The plaintiffs’ broader class-action case also includes claims against celebrities and companies linked to FTX.

While law firm Sullivan & Cromwell was initially named in the case, it was later dropped after a court-appointed examiner found no evidence the firm had knowledge of the fraud.

Fenwick said the latest complaint recycles similar accusations previously made against Sullivan & Cromwell, noting the plaintiffs “offer no credible reason why the same allegations should survive against Fenwick.”

Central to the new claims is testimony from Nishad Singh, FTX’s former lead engineer, who reportedly discussed Fenwick’s involvement in structuring loans.

Fenwick countered that Singh did not accuse the firm of helping cover up misuse of customer funds. Instead, the testimony described standard legal work on “founder loans,” which are common in startups.

Fenwick also argued that dozens of witnesses in Bankman-Fried’s criminal trial testified to being unaware of the fraud, including FTX’s internal lawyers, employees, and other external advisors, adding that “Fenwick is no different.”

Fenwick Rejects Claims It Promoted FTX’s FTT Token

The firm further criticized new allegations that it helped launch and promote FTT, FTX’s exchange token, as violating Florida and California securities laws.

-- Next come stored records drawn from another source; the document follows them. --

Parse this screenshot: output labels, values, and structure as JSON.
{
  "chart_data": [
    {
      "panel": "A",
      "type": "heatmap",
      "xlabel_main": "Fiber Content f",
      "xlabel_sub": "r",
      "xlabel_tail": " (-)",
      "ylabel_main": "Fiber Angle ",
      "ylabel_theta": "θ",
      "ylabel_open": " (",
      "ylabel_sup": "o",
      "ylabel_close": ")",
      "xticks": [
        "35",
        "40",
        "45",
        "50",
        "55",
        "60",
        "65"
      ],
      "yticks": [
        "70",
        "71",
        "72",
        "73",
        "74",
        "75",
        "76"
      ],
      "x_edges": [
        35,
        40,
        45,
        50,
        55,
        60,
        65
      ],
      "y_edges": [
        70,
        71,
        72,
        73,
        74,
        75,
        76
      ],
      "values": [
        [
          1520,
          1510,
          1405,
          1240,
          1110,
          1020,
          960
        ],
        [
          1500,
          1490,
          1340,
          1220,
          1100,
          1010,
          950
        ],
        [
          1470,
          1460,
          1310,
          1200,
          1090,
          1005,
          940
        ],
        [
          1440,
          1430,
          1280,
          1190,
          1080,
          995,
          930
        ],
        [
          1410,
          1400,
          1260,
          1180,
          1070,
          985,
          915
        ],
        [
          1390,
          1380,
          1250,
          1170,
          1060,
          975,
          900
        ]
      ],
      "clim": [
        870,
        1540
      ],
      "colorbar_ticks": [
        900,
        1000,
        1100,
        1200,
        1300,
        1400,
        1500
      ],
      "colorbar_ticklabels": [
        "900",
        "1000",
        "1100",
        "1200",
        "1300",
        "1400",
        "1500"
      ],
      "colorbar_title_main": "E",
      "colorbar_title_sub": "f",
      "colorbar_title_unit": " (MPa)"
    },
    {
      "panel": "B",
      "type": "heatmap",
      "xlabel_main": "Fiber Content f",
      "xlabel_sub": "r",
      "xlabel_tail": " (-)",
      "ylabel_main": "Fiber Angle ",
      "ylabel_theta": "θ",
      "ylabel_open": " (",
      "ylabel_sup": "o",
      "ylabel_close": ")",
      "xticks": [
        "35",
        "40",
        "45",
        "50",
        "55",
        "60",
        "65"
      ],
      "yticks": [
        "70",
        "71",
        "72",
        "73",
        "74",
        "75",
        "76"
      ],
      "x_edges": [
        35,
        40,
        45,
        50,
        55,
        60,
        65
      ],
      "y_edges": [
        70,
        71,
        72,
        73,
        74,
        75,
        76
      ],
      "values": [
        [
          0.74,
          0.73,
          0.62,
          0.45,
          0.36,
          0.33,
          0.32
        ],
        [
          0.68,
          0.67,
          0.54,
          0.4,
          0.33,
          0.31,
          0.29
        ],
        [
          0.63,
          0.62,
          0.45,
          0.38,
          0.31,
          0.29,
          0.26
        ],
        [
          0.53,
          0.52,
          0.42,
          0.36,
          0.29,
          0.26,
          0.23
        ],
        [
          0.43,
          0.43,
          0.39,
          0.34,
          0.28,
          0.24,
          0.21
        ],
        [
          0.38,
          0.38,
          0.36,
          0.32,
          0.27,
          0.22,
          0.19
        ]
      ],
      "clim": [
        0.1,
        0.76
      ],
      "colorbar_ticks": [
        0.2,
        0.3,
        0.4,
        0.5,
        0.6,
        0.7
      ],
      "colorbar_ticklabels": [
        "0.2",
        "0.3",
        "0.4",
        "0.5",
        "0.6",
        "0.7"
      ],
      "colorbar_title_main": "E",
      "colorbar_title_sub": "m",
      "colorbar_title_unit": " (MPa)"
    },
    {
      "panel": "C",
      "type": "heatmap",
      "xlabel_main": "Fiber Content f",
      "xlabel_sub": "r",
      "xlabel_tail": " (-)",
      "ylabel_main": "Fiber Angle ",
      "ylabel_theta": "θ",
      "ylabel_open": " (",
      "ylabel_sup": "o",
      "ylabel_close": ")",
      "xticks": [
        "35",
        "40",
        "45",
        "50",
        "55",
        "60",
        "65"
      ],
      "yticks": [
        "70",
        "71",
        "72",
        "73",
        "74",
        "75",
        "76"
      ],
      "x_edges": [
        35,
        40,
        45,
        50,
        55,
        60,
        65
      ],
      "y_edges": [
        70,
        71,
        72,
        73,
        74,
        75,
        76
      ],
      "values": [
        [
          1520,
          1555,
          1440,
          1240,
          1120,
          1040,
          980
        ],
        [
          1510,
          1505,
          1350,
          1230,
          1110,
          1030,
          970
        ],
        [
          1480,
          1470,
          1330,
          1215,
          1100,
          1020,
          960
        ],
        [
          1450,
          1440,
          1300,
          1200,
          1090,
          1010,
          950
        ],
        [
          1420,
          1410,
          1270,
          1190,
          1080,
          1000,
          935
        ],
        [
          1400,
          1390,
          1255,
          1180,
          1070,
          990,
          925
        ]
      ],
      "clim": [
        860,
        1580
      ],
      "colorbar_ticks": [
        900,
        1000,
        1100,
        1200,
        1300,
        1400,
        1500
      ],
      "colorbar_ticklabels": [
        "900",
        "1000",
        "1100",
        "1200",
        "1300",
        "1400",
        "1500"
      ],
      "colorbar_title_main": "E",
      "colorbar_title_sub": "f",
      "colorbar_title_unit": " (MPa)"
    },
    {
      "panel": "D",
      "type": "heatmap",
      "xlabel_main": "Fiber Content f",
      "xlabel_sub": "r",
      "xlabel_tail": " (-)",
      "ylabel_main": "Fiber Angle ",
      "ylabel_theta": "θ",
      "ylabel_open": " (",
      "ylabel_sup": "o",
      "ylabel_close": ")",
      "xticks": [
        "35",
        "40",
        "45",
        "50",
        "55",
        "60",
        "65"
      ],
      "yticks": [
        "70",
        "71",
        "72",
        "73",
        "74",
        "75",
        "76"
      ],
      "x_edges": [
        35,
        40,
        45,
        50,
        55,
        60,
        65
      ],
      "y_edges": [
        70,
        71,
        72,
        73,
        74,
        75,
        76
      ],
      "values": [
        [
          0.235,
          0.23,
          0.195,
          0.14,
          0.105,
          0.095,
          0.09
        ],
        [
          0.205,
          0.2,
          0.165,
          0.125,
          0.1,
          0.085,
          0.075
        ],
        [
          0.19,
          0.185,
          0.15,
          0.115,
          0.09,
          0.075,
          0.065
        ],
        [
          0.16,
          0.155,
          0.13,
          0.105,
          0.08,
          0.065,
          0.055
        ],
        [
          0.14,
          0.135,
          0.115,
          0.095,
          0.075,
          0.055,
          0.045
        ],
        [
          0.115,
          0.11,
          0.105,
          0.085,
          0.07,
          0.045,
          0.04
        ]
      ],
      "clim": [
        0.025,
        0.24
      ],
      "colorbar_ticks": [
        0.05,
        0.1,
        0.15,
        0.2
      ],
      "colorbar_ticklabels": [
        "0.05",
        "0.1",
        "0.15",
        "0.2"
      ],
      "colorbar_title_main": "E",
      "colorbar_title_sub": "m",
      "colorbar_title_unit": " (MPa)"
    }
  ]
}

Fenwick labeled those claims “frivolous” and “untimely,” accusing plaintiffs of filing them only after a judge allowed state securities claims to proceed against celebrity endorsers.

“This is an eleventh-hour attempt to recast lawyers as ‘promoters,’” Fenwick said. “But this theory too goes nowhere.”

The court has yet to rule on whether the amended complaint will be accepted.

As reported, FTX has announced that it will begin its next round of cash distributions to creditors on or around September 30, 2025. The record date for eligible claimants was set for August 15.

The payments will be processed through FTX’s designated distribution partners, including BitGo, Kraken, and Payoneer.

Meanwhile, a Chinese creditor representing over 300 users is opposing FTX’s proposal to restrict payouts in 49 jurisdictions, including China, arguing it is legally unfounded and unfair.